At age 35, Dick Powell was a bit mature to be playing the "young man with ideas". He brings with him some of the earnestness, ready to please attitude from his Warner Brothers films. Powell's unruly hair in his first scenes provides a compliment to his boyish spirit and certainty that his pun based advertising slogans are his key to a brighter future. As the dedicated girlfriend, contract player Ellen Drew takes the first couple of pratfalls and gives an excuse to display one of her legs. Now as then, most of the laughs involve the supporting players, especially Raymond Walburn as the clueless tycoon, constantly exasperated by William Demarest, the belligerent company employee who holds a coffee company in limbo in the deciding vote in a contest determining the winning slogan.
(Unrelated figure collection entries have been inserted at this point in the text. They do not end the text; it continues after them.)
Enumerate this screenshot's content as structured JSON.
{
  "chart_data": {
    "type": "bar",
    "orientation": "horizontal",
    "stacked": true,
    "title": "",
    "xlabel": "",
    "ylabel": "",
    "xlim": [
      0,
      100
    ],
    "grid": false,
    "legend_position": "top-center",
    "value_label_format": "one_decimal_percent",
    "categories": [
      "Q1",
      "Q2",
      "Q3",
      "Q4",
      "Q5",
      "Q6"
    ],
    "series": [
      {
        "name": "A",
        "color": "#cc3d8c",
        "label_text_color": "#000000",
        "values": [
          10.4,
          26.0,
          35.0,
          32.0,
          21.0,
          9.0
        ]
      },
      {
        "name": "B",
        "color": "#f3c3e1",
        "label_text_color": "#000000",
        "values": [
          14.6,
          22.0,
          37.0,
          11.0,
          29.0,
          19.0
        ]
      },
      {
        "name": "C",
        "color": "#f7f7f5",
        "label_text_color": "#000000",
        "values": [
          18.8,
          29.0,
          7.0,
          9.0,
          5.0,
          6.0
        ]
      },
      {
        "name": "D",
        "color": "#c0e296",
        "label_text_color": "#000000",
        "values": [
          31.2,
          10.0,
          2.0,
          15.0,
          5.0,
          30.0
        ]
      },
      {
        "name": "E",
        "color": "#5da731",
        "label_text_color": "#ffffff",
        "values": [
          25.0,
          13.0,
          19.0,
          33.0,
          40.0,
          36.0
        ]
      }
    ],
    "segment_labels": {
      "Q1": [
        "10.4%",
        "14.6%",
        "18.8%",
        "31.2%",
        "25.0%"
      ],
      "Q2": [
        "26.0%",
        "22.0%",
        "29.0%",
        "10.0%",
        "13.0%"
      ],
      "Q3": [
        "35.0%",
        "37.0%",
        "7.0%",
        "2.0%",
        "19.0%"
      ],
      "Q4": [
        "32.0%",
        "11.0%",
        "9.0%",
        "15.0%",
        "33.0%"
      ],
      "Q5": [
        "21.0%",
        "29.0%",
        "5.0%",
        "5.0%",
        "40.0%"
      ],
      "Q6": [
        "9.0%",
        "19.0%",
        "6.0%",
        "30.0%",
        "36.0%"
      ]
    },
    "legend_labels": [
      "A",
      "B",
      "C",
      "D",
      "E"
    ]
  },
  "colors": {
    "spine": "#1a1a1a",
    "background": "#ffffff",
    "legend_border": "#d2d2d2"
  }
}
I don't think I can offer any insights into Christmas in July that haven't already been explored by others. But what is nice about the blu-ray is watching it with the English SDH subtitles. Sturges' films have been lauded for their wit, for Sturges' way with English as a spoken language. Sometimes remarks go by so fast that it's nice to verify what characters are saying. In addition to the puns, there is the use of homonyms, and some dated and not so dated vernacular expressions. I don't recall anyone still using the expression, "bread and butter", at the time I first saw Christmas in July on television one night in early Seventies. I am a bit more confident about a scene where a condescending salesman, alerted to Powell's newly acquired wealth, suddenly slides into slang, telling a coworker to "get a groove on". The other advantage to multiple viewing is to catch little gags, such as the window of a Jewish delicatessen named after the Sturges stock company actor who plays the character, Mr. Zimmerman.

Same Deighan's commentary consists in part of quoting other film historians on Sturges and this film. Aside from mentioning that the story is a reworking of an unproduced play by Sturges, "A Cup of Coffee", and the proposed casting of a different actor in Powell's role, there is very little about the production. The short running time of 67 minutes means the film never wears out its welcome, but it is quite short for an "A" movie. Christmas in July opened at the Rivoli in New York City, one of the city's great picture palaces. (Cleopatra played there in 1963.) While it's more fashionable now to feel snarky about New York Times film critic Bosley Crowthers, his take on Christmas in July - "the perfect restorative, in fact, for battered humors and jangled nerves" remains true.